PSICOLOGIA

a cura di Rosanna Martin, psicologa e psicoterapeuta AOU Meyer

Quello che sappiamo dell’età evolutiva lo dobbiamo in gran parte alle osservazioni psicoanalitiche madre-bambino che hanno raccolto nel tempo moltissimo materiale osservativo dei momenti salienti del comportamento del neonato e dell’interazione madre-bambino.
Ainsworth e collaboratori (Ainsworth et al., 1978) hanno notato che i bambini ai cui segnali le madri hanno risposto con sensibilità durante il primo anno di vita, non solo durante il primo semestre del primo anno piangono di meno dei figli di madri che reagiscono con meno prontezza, ma sono anche più desiderosi di accordarsi ai desideri dei propri genitori. Fornire una base sicura è sicuramente la caratteristica più importante dell’essere genitori

La base sicura permetterà al bambino o all’adolescente di poter partire per affacciarsi nel mondo esterno e a cui poter ritornare sapendo per certo che sarà il benvenuto, nutrito sul piano fisico ed emotivo, confortato se triste, rassicurato se spaventato.
Essere disponibili dunque, ma intervenendo solo quando è necessario, rispondere se chiamati in causa per incoraggiare e dare assistenza solo se chiamati a farlo. John Bowlby descriveva il ruolo del genitore paragonandolo all’ufficiale che comanda una base militare, la maggior parte del ruolo della base è di attesa, ma diventa vitale nel momento del bisogno. Fortunatamente gran parte di questi comportamenti vengono naturali a madri e padri che trovano divertenti e gratificanti gli scambi con i loro bambini e li lasciano sperimentare, sbagliare e correggersi.
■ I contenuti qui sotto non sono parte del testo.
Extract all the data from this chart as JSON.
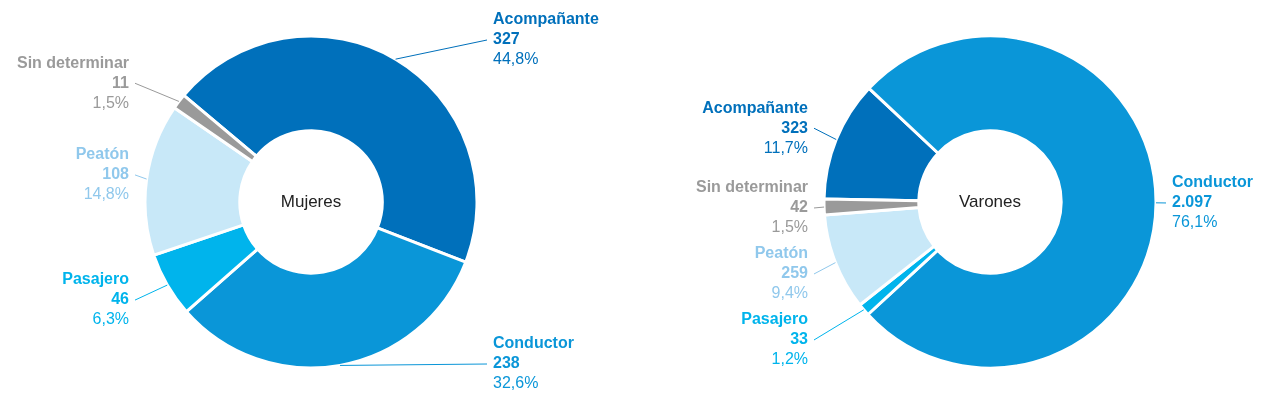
{
  "chart_data": [
    {
      "type": "donut",
      "title": "Mujeres",
      "categories": [
        "Acompañante",
        "Conductor",
        "Pasajero",
        "Peatón",
        "Sin determinar"
      ],
      "values": [
        327,
        238,
        46,
        108,
        11
      ],
      "colors": [
        "#0070bb",
        "#0a96d8",
        "#00b4ec",
        "#c8e8f8",
        "#9a9a9a"
      ],
      "value_labels": [
        "327\n44,8%",
        "238\n32,6%",
        "46\n6,3%",
        "108\n14,8%",
        "11\n1,5%"
      ]
    },
    {
      "type": "donut",
      "title": "Varones",
      "categories": [
        "Acompañante",
        "Conductor",
        "Pasajero",
        "Peatón",
        "Sin determinar"
      ],
      "values": [
        323,
        2097,
        33,
        259,
        42
      ],
      "colors": [
        "#0070bb",
        "#0a96d8",
        "#00b4ec",
        "#c8e8f8",
        "#9a9a9a"
      ],
      "value_labels": [
        "323\n11,7%",
        "2.097\n76,1%",
        "33\n1,2%",
        "259\n9,4%",
        "42\n1,5%"
      ]
    }
  ]
}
Ma allora cosa succede quando alcuni bambini nei primi tre anni di vita irrompono in pianti interminabili e inconsolabili? Come mai il genitore quando presente, non riesce a calmare il bambino?
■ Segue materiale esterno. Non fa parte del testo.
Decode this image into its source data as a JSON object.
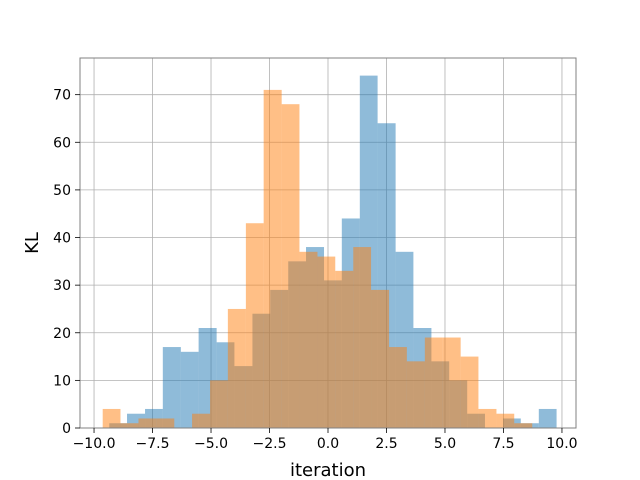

Escludendo chiaramente la motivazione organica, quando un bambino piange molto e appare inconsolabile, è preda a una profonda angoscia o rabbia incontrollabile; risulta inaccessibile e poco permeabile a ciò che gli sta intorno.
In questo caso l’unico comportamento utile è il contenimento fisico. Il genitore abbraccia con sicurezza il figlio parlandogli in modo calmo, in quel momento l’unico scopo deve essere calmare l’eccesso di pianto, fornire un abbraccio protettivo tralasciando il motivo per quale è iniziato.
Contenere con le braccia e la voce sarà necessario nonostante il bambino inizialmente vorrà allontanare il genitore e opporsi. Se questi episodi avvengono frequentemente per un desiderio frustrato o un rimprovero del genitore, dobbiamo riflettere sul tipo di base fornita, sicura e contenitiva o fragile e porosa?
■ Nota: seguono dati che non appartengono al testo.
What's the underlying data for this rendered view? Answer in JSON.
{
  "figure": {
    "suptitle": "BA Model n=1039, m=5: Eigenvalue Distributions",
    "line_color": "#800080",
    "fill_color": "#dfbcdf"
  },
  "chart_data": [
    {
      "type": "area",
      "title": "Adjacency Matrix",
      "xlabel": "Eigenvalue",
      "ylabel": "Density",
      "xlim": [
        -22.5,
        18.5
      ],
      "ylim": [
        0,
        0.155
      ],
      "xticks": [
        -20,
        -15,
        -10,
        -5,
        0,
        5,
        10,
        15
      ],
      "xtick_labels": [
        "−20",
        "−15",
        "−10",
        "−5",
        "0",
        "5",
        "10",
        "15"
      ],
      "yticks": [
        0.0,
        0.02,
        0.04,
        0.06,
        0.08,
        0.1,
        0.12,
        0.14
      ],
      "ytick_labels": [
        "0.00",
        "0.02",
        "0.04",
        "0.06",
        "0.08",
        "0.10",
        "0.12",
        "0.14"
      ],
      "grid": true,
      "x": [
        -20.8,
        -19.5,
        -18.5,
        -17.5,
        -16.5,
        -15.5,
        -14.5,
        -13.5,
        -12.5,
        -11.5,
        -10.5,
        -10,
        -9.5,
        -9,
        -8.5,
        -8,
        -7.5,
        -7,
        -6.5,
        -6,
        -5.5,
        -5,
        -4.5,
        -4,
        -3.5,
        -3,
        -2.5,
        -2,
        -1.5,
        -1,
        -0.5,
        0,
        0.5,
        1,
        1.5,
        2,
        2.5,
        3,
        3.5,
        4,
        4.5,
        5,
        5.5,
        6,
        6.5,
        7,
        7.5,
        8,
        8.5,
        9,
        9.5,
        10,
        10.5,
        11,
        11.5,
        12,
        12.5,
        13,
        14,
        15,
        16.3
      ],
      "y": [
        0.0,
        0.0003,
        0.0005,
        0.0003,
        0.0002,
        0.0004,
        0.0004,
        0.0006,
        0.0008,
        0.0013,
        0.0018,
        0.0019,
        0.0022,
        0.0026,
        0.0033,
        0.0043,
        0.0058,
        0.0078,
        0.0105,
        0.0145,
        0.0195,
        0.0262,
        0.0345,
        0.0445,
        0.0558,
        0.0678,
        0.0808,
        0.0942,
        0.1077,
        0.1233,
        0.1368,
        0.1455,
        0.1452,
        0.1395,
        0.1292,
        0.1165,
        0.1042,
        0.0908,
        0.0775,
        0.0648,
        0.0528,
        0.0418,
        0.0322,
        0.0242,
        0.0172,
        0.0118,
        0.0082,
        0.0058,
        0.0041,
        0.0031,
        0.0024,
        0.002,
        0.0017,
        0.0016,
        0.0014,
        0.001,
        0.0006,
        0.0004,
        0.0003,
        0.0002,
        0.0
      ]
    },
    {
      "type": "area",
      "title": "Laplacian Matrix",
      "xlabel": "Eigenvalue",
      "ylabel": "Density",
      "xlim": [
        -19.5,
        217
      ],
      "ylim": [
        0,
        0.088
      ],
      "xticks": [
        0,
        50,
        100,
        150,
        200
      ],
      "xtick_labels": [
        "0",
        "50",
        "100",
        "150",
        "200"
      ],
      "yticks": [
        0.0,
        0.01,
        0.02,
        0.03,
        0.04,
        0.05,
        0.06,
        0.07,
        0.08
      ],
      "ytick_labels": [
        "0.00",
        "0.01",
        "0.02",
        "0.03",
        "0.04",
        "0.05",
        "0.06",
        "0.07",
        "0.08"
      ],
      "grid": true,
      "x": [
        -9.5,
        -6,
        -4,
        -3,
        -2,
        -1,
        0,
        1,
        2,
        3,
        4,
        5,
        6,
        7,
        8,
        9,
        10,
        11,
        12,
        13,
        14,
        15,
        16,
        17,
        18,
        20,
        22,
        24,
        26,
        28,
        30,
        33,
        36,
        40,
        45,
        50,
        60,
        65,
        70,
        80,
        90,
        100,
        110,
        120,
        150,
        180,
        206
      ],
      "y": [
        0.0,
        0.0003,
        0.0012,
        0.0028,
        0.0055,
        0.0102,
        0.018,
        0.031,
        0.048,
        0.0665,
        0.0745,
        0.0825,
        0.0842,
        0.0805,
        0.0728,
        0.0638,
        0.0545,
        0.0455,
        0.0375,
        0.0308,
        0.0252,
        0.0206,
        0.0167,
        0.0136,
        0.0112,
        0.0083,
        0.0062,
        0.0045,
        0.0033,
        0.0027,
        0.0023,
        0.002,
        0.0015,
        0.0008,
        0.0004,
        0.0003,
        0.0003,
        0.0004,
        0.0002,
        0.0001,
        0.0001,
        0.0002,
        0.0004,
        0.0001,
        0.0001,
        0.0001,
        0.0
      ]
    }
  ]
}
Capita spesso nella pratica clinica di incontrare genitori di bambini piccoli spaventati dalla possibile reazione di pianto dei loro bambini, al punto da doverli accontentare alla minima richiesta.
Aver paura ed essere condizionati nei comportamenti genitoriali dalla possibile reazione del bambino, porta il piccolo a percepire un’assenza di sicurezza e può non si sentirsi al riparo da tutto ciò che può fargli paura. Costruire una relazione funzionale fra genitori e figli fin dai primi scambi affettivi e conoscitivi, significa dedicare attenzione e ascolto, costruire quella base sicura alla quale il bambino potrà tornare a rifugiarsi in tutti i momenti di angoscia, rabbia e paura, trovando contenimento e sicurezza fra le braccia del genitore.